In the case of Wood v. State of New York (supra) the Court of Appeals found that a refusal of the tender precluded an award of interest on the sum of money. The cases of Higgins & Sons v. State of New York (supra) and Terry Contr. v. State of New York (supra) hold that the State may waive the preclusion of interest and since in those cases the reservation of the question of interest was to the time of the determination of the additional claims, the waiver was treated as consenting to the payment of interest until the time when the severed judgment was paid.

In the present case there was, in any event, no breach of the contract beyond the tender of final payment and accordingly, the award of interest can only be made until that time.

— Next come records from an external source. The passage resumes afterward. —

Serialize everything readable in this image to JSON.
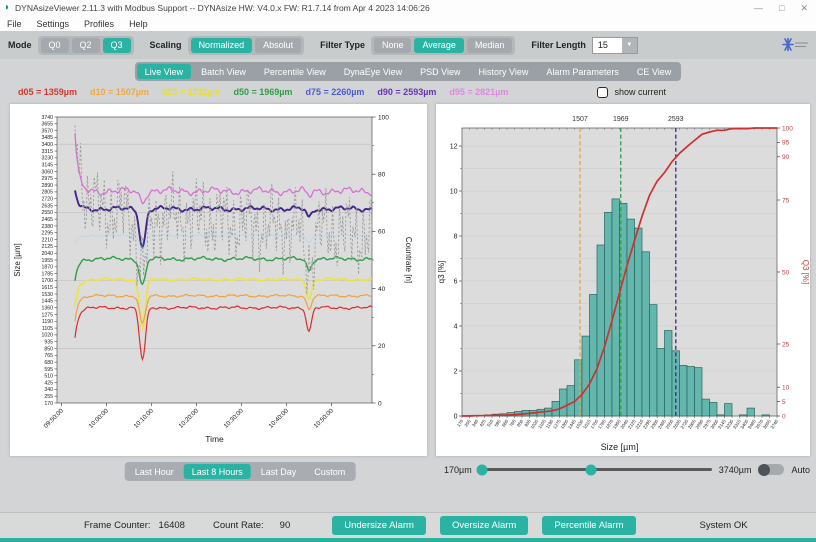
{
  "window": {
    "title": "DYNAsizeViewer 2.11.3 with Modbus Support  --  DYNAsize HW: V4.0.x   FW: R1.7.14  from Apr  4 2023 14:06:26",
    "app_icon_glyph": "◗",
    "minimize_glyph": "—",
    "maximize_glyph": "□",
    "close_glyph": "✕"
  },
  "menu": {
    "items": [
      "File",
      "Settings",
      "Profiles",
      "Help"
    ]
  },
  "toolbar": {
    "mode_label": "Mode",
    "mode_options": [
      {
        "label": "Q0",
        "active": false
      },
      {
        "label": "Q2",
        "active": false
      },
      {
        "label": "Q3",
        "active": true
      }
    ],
    "scaling_label": "Scaling",
    "scaling_options": [
      {
        "label": "Normalized",
        "active": true
      },
      {
        "label": "Absolut",
        "active": false
      }
    ],
    "filter_type_label": "Filter Type",
    "filter_type_options": [
      {
        "label": "None",
        "active": false
      },
      {
        "label": "Average",
        "active": true
      },
      {
        "label": "Median",
        "active": false
      }
    ],
    "filter_length_label": "Filter Length",
    "filter_length_value": "15",
    "dropdown_arrow_glyph": "▼"
  },
  "tabs": [
    {
      "label": "Live View",
      "active": true
    },
    {
      "label": "Batch View",
      "active": false
    },
    {
      "label": "Percentile View",
      "active": false
    },
    {
      "label": "DynaEye View",
      "active": false
    },
    {
      "label": "PSD View",
      "active": false
    },
    {
      "label": "History View",
      "active": false
    },
    {
      "label": "Alarm Parameters",
      "active": false
    },
    {
      "label": "CE View",
      "active": false
    }
  ],
  "percentiles": [
    {
      "text": "d05 = 1359µm",
      "color": "#d33a31"
    },
    {
      "text": "d10 = 1507µm",
      "color": "#efa93e"
    },
    {
      "text": "d25 = 1711µm",
      "color": "#e5dd3e"
    },
    {
      "text": "d50 = 1969µm",
      "color": "#2f9e44"
    },
    {
      "text": "d75 = 2260µm",
      "color": "#4d5bd6"
    },
    {
      "text": "d90 = 2593µm",
      "color": "#6733b3"
    },
    {
      "text": "d95 = 2821µm",
      "color": "#e287e0"
    }
  ],
  "show_current_label": "show current",
  "time_buttons": [
    {
      "label": "Last Hour",
      "active": false
    },
    {
      "label": "Last 8 Hours",
      "active": true
    },
    {
      "label": "Last Day",
      "active": false
    },
    {
      "label": "Custom",
      "active": false
    }
  ],
  "slider": {
    "min_label": "170µm",
    "max_label": "3740µm",
    "auto_label": "Auto"
  },
  "status_bar": {
    "frame_counter_label": "Frame Counter:",
    "frame_counter_value": "16408",
    "count_rate_label": "Count Rate:",
    "count_rate_value": "90",
    "alarm_buttons": [
      "Undersize Alarm",
      "Oversize Alarm",
      "Percentile Alarm"
    ],
    "system_status": "System OK"
  },
  "colors": {
    "accent": "#2ab3a3",
    "plot_bg": "#dcdcdc"
  },
  "chart_data": [
    {
      "type": "line",
      "title": "",
      "xlabel": "Time",
      "ylabel": "Size [µm]",
      "y2label": "Countrate [n]",
      "ylim": [
        170,
        3740
      ],
      "y_tick_step": 85,
      "y2lim": [
        0,
        100
      ],
      "y2_ticks": [
        0,
        20,
        40,
        60,
        80,
        100
      ],
      "x_ticks": [
        "09:50:00",
        "10:00:00",
        "10:10:00",
        "10:20:00",
        "10:30:00",
        "10:40:00",
        "10:50:00"
      ],
      "grid_y_values": [
        850,
        1700,
        2550,
        3400
      ],
      "events": {
        "dip1_time": "10:08",
        "dip2_time": "10:45",
        "start_transient_time": "09:53"
      },
      "series": [
        {
          "name": "d05",
          "color": "#dd2c2c",
          "base": 1359,
          "amp": 22,
          "dip1": -650,
          "dip2": -300,
          "spike": -380,
          "width": 1.2
        },
        {
          "name": "d10",
          "color": "#f0a23a",
          "base": 1507,
          "amp": 20,
          "dip1": -350,
          "dip2": -160,
          "spike": -300,
          "width": 1.2
        },
        {
          "name": "d25",
          "color": "#ece43f",
          "base": 1711,
          "amp": 22,
          "dip1": -600,
          "dip2": -240,
          "spike": -340,
          "width": 1.7
        },
        {
          "name": "d50",
          "color": "#2f9e44",
          "base": 1969,
          "amp": 30,
          "dip1": -330,
          "dip2": -140,
          "spike": -260,
          "width": 1.4
        },
        {
          "name": "d75",
          "color": "#b9d9ec",
          "base": 2260,
          "amp": 15,
          "dip1": -180,
          "dip2": -80,
          "spike": -120,
          "width": 1.1
        },
        {
          "name": "d90",
          "color": "#41258b",
          "base": 2593,
          "amp": 38,
          "dip1": -480,
          "dip2": -110,
          "spike": 220,
          "width": 1.9
        },
        {
          "name": "d95",
          "color": "#d96fd6",
          "base": 2815,
          "amp": 55,
          "dip1": -130,
          "dip2": -60,
          "spike": 720,
          "width": 1.3
        },
        {
          "name": "countrate",
          "color": "#9b9b9b",
          "base": 68,
          "amp": 13,
          "dip1": -18,
          "dip2": -12,
          "spike": 30,
          "width": 0.9,
          "axis": "right",
          "dashed": true
        }
      ]
    },
    {
      "type": "bar",
      "title": "",
      "xlabel": "Size [µm]",
      "ylabel": "q3 [%]",
      "y2label": "Q3 [%]",
      "ylim": [
        0,
        12.8
      ],
      "y_ticks": [
        0,
        2,
        4,
        6,
        8,
        10,
        12
      ],
      "y2lim": [
        0,
        100
      ],
      "y2_ticks": [
        0,
        5,
        10,
        25,
        50,
        75,
        90,
        95,
        100
      ],
      "bin_start": 170,
      "bin_width": 85,
      "q3_values": [
        0.02,
        0.03,
        0.03,
        0.05,
        0.08,
        0.1,
        0.15,
        0.2,
        0.25,
        0.25,
        0.3,
        0.35,
        0.65,
        1.2,
        1.35,
        2.5,
        3.55,
        5.4,
        7.6,
        9.05,
        9.65,
        9.45,
        8.75,
        8.35,
        7.3,
        4.95,
        3.0,
        3.8,
        2.9,
        2.25,
        2.2,
        2.15,
        0.75,
        0.6,
        0.05,
        0.55,
        0.0,
        0.05,
        0.35,
        0.0,
        0.05,
        0.0
      ],
      "Q3_cumulative": [
        0.0,
        0.1,
        0.1,
        0.2,
        0.2,
        0.3,
        0.5,
        0.7,
        0.9,
        1.2,
        1.5,
        1.8,
        2.5,
        3.7,
        5.0,
        7.5,
        11.1,
        16.5,
        24.0,
        33.1,
        42.7,
        52.2,
        60.9,
        69.3,
        76.6,
        81.5,
        84.5,
        88.3,
        91.2,
        93.5,
        95.7,
        97.8,
        98.6,
        99.2,
        99.2,
        99.8,
        99.8,
        99.8,
        100.0,
        100.0,
        100.0,
        100.0
      ],
      "markers": [
        {
          "label": "1507",
          "value": 1507,
          "color": "#f0a23a"
        },
        {
          "label": "1969",
          "value": 1969,
          "color": "#2f9e44"
        },
        {
          "label": "2593",
          "value": 2593,
          "color": "#41258b"
        }
      ],
      "bar_color": "#65b7ae",
      "bar_edge_color": "#27645e",
      "curve_color": "#d22f2f"
    }
  ]
}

As a result of the severance and immediate disposition of the claim to interest, the present case is essentially the same as Merritt-Chapman & Scott Corp. v. State of New York (25 A D 2d 455, supra).

The damage to the claimant when the State breaches its obligation to promptly pay the amount withheld under the contract is the loss of the use of the money involved. The measure of such a loss is interest. The claimant having refused the tender for reasons unrelated to the payment of interest and the breach having ceased upon tender of payment, the claimant has suffered no damage after the date of the tender of the amount due and owing. The so-called claim for interest is not in fact an additional claim and the claimant is not entitled to interest beyond the tender of such amount.

The order and judgment should be modified, on the law and the facts, so as to award interest from December 18,1964 to January 13, 1967, the date of tender of final payment, on the sum of $150,422.09 and, as so modified, affirmed, without costs.

Gibson, P. J., Reynolds, Aulisi and Gbeenblott, JJ., concur.

Order and judgment modified, on the law and the facts, so as to award interest from December 18, 1964 to January 13, 1967, the date of tender of final payment, on the sum of $150,422.09 and, as so modified, affirmed, without costs.